Борис чувствовал ненависть, горечь сдавливала ему грудь. Он хотел удрать, выбить дверь туалетной кабинки и бежать пока не окажется дома. Забыть обо всём и жить дальше обычной человеческой жизнью. Устроиться в тату салон к человеку и наносить татуировки без страха быть убитым из-за нарушения правил или самому стать карателем таких нарушителей.
Борис молчал и думал не долго, но достаточно продолжительно:
«Я же не импульсивный подросток, а взрослый человек. Нужно поговорить и подумать. Взвесить все за и против. Джон же говорит, что всё не так просто. А уйти я всегда успею».
Джон и Консуэла терпеливо ждали его решения.
— Ладно, я с ним поговорю. Где он?
Консуэла спустилась и вышла из туалета.
— Сначала тебе лучше взглянуть на правила, — ответил Джон.

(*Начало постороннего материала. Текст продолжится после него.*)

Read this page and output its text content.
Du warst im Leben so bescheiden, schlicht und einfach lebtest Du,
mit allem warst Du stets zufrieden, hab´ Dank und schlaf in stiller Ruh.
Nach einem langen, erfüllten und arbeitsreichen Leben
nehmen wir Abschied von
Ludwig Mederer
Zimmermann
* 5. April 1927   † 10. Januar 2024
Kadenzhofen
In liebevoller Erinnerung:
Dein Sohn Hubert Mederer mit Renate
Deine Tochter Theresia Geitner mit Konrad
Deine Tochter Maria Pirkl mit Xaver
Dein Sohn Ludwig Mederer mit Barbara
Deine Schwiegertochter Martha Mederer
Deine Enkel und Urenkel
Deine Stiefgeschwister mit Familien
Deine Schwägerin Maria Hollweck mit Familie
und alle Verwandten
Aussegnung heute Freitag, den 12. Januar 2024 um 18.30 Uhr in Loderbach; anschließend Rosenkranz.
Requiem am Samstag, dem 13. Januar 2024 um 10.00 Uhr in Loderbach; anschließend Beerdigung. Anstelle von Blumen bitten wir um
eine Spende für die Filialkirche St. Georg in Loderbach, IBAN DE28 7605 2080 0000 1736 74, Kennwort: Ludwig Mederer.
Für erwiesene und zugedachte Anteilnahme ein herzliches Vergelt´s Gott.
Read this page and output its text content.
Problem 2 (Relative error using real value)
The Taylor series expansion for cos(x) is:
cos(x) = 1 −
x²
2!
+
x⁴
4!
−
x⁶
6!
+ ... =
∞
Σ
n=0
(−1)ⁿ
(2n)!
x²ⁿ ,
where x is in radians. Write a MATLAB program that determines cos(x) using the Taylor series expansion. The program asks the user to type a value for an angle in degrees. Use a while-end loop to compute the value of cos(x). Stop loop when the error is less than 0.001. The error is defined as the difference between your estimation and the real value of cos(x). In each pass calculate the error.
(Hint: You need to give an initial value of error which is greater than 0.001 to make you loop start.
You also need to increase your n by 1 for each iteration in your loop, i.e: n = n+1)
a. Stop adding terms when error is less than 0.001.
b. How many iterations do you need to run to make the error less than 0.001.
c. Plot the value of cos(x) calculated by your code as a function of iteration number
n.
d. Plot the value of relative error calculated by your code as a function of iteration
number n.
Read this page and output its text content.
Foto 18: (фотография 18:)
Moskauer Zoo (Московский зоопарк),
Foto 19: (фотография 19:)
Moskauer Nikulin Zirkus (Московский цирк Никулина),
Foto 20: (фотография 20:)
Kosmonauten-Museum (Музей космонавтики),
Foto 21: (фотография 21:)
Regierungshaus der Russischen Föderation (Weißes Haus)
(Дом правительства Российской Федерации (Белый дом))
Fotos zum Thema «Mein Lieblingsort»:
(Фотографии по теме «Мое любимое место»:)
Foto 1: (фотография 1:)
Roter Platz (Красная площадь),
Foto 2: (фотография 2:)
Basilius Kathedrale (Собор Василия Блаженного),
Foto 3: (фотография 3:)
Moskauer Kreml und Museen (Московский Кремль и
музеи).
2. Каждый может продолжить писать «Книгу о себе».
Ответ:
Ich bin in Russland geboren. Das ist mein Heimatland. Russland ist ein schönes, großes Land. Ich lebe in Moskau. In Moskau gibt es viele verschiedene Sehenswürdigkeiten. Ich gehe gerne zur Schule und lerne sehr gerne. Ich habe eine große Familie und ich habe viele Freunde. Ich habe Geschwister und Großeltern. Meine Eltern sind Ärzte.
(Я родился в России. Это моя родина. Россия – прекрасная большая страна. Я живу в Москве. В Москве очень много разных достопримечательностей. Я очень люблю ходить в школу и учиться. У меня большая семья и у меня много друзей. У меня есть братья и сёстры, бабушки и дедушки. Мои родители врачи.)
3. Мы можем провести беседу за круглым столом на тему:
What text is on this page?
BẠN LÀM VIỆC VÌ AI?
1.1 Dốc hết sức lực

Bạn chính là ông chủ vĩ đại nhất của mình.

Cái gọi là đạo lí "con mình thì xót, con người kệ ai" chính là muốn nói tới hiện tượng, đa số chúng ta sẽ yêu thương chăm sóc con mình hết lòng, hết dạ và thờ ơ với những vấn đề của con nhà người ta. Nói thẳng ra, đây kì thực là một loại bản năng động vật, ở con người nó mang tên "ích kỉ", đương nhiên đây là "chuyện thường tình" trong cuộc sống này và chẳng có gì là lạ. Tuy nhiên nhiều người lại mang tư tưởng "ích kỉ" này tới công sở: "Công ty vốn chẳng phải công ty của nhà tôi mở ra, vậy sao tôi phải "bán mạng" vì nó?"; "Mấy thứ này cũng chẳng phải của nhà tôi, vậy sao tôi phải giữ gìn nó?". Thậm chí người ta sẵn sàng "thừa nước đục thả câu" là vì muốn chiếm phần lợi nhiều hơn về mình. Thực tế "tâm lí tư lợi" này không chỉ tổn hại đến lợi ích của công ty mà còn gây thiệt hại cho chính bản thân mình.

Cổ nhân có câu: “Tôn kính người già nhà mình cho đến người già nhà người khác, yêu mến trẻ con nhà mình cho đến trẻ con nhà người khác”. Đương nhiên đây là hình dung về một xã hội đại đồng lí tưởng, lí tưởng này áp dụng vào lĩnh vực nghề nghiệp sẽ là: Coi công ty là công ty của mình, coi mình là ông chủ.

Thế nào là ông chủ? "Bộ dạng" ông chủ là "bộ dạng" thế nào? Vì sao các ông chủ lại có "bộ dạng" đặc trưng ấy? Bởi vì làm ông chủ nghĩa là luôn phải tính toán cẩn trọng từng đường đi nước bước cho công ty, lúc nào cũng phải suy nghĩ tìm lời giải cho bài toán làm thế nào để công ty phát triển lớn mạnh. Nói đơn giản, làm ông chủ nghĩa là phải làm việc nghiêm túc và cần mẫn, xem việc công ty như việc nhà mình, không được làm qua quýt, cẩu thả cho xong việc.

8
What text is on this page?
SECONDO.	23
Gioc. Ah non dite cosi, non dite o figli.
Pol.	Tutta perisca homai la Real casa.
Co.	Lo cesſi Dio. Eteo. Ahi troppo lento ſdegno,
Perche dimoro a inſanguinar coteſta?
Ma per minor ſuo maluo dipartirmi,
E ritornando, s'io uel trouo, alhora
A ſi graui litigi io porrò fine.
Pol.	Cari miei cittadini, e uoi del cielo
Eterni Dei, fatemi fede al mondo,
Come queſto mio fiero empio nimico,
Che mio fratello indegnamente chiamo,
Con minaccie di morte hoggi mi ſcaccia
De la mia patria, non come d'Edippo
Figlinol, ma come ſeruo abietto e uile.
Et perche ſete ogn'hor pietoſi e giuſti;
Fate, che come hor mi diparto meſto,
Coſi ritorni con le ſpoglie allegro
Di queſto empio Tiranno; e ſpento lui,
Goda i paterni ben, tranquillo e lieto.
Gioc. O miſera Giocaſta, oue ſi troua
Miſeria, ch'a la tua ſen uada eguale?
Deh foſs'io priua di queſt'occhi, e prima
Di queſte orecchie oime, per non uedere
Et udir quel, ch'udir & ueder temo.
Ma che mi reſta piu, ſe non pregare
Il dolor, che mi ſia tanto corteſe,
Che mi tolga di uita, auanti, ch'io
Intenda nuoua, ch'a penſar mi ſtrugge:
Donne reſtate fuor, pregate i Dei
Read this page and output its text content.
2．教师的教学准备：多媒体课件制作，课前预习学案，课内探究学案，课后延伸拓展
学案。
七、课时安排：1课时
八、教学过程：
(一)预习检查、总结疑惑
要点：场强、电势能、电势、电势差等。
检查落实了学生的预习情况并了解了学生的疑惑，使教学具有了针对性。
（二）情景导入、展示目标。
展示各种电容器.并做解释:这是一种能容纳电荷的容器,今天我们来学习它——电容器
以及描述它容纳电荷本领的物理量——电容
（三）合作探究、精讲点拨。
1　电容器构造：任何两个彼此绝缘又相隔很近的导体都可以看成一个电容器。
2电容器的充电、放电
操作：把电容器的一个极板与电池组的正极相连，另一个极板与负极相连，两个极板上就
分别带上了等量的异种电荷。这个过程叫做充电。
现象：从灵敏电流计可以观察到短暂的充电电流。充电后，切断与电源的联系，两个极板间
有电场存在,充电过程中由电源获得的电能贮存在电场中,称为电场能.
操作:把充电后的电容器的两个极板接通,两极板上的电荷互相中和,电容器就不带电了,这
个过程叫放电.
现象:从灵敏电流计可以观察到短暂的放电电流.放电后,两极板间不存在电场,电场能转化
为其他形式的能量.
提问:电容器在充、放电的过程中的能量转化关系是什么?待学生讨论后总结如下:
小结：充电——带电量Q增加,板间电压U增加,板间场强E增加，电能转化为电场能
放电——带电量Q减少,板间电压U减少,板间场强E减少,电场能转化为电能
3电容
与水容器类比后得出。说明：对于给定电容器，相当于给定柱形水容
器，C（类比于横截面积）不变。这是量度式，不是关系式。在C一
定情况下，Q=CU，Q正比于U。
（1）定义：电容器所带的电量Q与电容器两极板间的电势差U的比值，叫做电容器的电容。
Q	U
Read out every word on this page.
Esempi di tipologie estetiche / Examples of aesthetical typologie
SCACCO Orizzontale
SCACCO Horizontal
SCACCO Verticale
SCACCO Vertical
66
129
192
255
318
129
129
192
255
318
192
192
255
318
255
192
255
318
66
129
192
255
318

Джон и Борис стояли перед белой доской, которая висела на обратной стороне от места знакомства бармена и юноши. Она была большой, выше человеческого роста, с выведенными на ней золотыми буквами, которые слабо светились и складывались в эти строки:
1) Не вредить людям.
2) Блудных сыновей и дочерей нужно вернуть на путь истинный. (Блудный сын или дочь — ребёнок унта или хинта, который остался сиротой, и его воспитывали люди).
3) Мы должны не просто подбирать осколки души, но лечить её, собирая в единое целое.
4) Территорию можно забрать только в честном поединке. В честном поединке допускается смерть проигравшего.
5) Можно убить того, кто хочет убить тебя.
6) Хинты и Унты не должны вступать в любовные отношения с людьми
7) Хинт должен быть Хинтом, а Унт — Унтом. Все мутанты должны быть уничтожены.
— Джон, а что значит наставить на путь истинный? Разве Цирюльник не наставил?
— Старший унт или хинт должен сделать из блудного сына полноценного члена нашего общества. Внедрить его в общество со всеми вытекающими. Пока ученик в статусе подмастерья, это только начало пути. Обычно конец пути — это предоставление статуса владельца территории.
— И Цирюльник с этим не справился.
— Верно, он не уберёг своего подмастерья. Борька, — Джон повернул к себе юношу и взял его за плечи, — пойми эти правила не так-то трудно соблюдать. Не так уж и сложно не причинять вред людям, не вступать в любовные отношения с людьми, ставить на путь истинный блудных детей и так далее. Если старший унт берёт на себя такую ответственность как воспитание блудного, конечно, он в любом случае обязан её взять. Но этот груз ответственности он должен осознавать.
— Хорошо, это понятно, — Борис мягко стряхнул руки Джона. — Убивать то зачем?
— Точного ответа я тебе не дам. Это придумал не я. У тебя котелок варит, и, думаю, мою аналогию со зверем, который попробовал человеческую кровь ты сможешь с этим сопоставить.
— А у Того, кто видит напрямую не спросишь?
— Связь работает только на приём. Нам достаточно того, что он есть и говорит с нами. Направляет нас.
Борис сделал фотографию этих правил и огляделся по сторонам. Ни Виктора, ни Никиты нигде не было.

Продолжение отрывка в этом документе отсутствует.